On February 19, 2026, the Federal Trade Commission said it issued a final “Click to Cancel” rule aimed at recurring subscriptions, a change that would matter to any small business that bills customers monthly or annually.
But the rule’s legal status has been in flux, and business owners should not assume a clean, new compliance deadline applies nationwide without checking the latest court and agency updates.
The FTC’s announcement says subscription sellers must make cancellation as easy as sign-up, meaning if a customer can enroll online, they must be able to cancel online in a similar number of steps, according to the agency’s press release and rule materials.
You can read the FTC’s February 2026 statement in the FTC press release and review the rule text and dates in the Federal Register entry.
Separately, legal analysts have noted that a federal appeals court previously vacated an earlier version of the FTC’s “Click to Cancel” approach in July 2025, which would mean it could not be enforced as written at that time.
One plain-English takeaway for founders is that subscription cancellation is still a high-risk area even when one specific federal rule is challenged, because the FTC can enforce other consumer protection laws and many states have their own auto-renewal rules.

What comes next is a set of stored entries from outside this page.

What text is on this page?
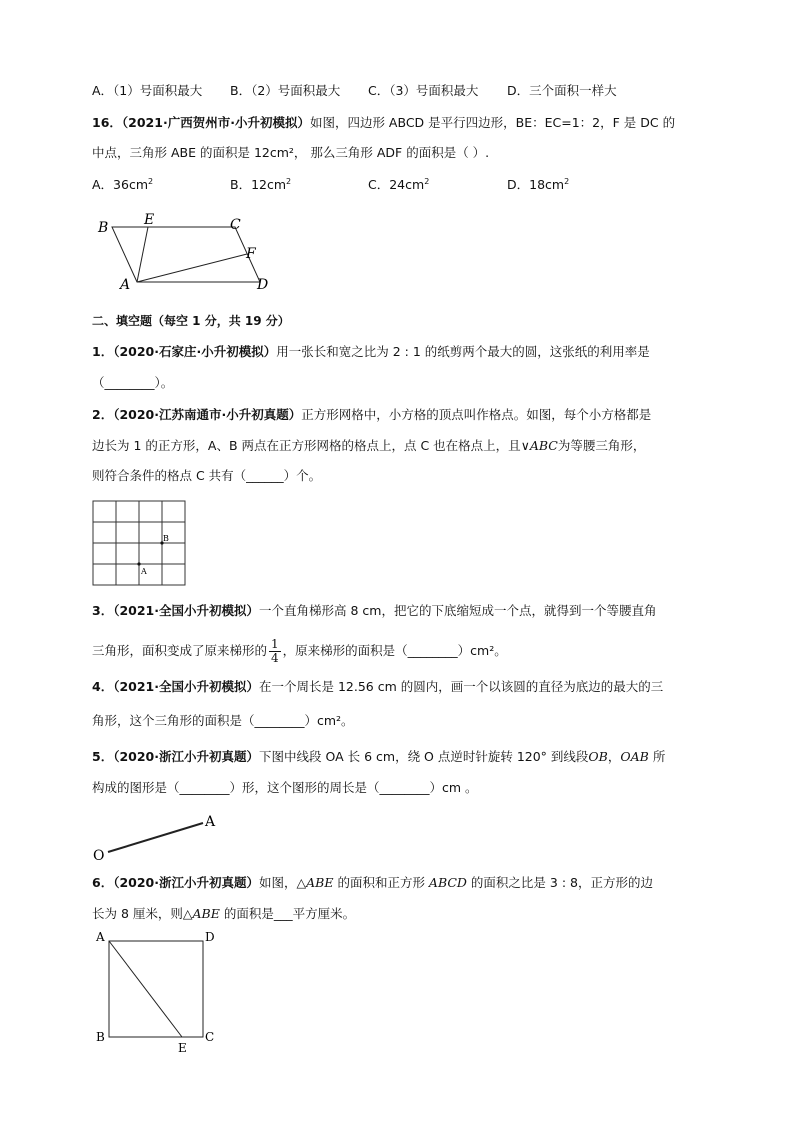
A．（1）号面积最大 B．（2）号面积最大 C．（3）号面积最大 D．三个面积一样大
16．（2021·广西贺州市·小升初模拟）如图，四边形 ABCD 是平行四边形，BE：EC=1：2，F 是 DC 的
中点，三角形 ABE 的面积是 12cm²， 那么三角形 ADF 的面积是（ ）.
A．$36cm^2$	B．$12cm^2$	C．$24cm^2$	D．$18cm^2$
B	E	C
F
A	D
二、填空题（每空 1 分，共 19 分）
1．（2020·石家庄·小升初模拟）用一张长和宽之比为 2 : 1 的纸剪两个最大的圆，这张纸的利用率是
（________）。
2．（2020·江苏南通市·小升初真题）正方形网格中，小方格的顶点叫作格点。如图，每个小方格都是
边长为 1 的正方形，A、B 两点在正方形网格的格点上，点 C 也在格点上，且∨ABC为等腰三角形，
则符合条件的格点 C 共有（______）个。
B
A
3．（2021·全国小升初模拟）一个直角梯形高 8 cm，把它的下底缩短成一个点，就得到一个等腰直角
三角形，面积变成了原来梯形的 $\frac{1}{4}$ ，原来梯形的面积是（________）cm²。
4．（2021·全国小升初模拟）在一个周长是 12.56 cm 的圆内，画一个以该圆的直径为底边的最大的三
角形，这个三角形的面积是（________）cm²。
5．（2020·浙江小升初真题）下图中线段 OA 长 6 cm，绕 O 点逆时针旋转 120° 到线段OB，OAB 所
构成的图形是（________）形，这个图形的周长是（________）cm 。
O
A
6．（2020·浙江小升初真题）如图，△ABE 的面积和正方形 ABCD 的面积之比是 3 : 8，正方形的边
长为 8 厘米，则△ABE 的面积是___平方厘米。
A	D
B	C
E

If you sell SaaS subscriptions, memberships, service plans, or subscription boxes, now is a good time to audit your cancellation flow end to end, including your website or app steps, your email and receipt language, and what your support team is allowed to say when someone tries to cancel.
Operationally, make sure cancellation is easy to find, does not require a phone call if sign-up did not, and actually stops future billing in your payment processor and customer relationship management system, not just in your front-end user interface.
Also confirm you can prove what the customer agreed to, when they agreed, and when cancellation took effect, since disputes often show up first as chargebacks and complaints rather than a regulator letter.
Next up is watching for any updated FTC guidance, additional rulemaking, or new court activity that clarifies whether and when a “Click to Cancel” standard will be enforceable at the federal level later in 2026.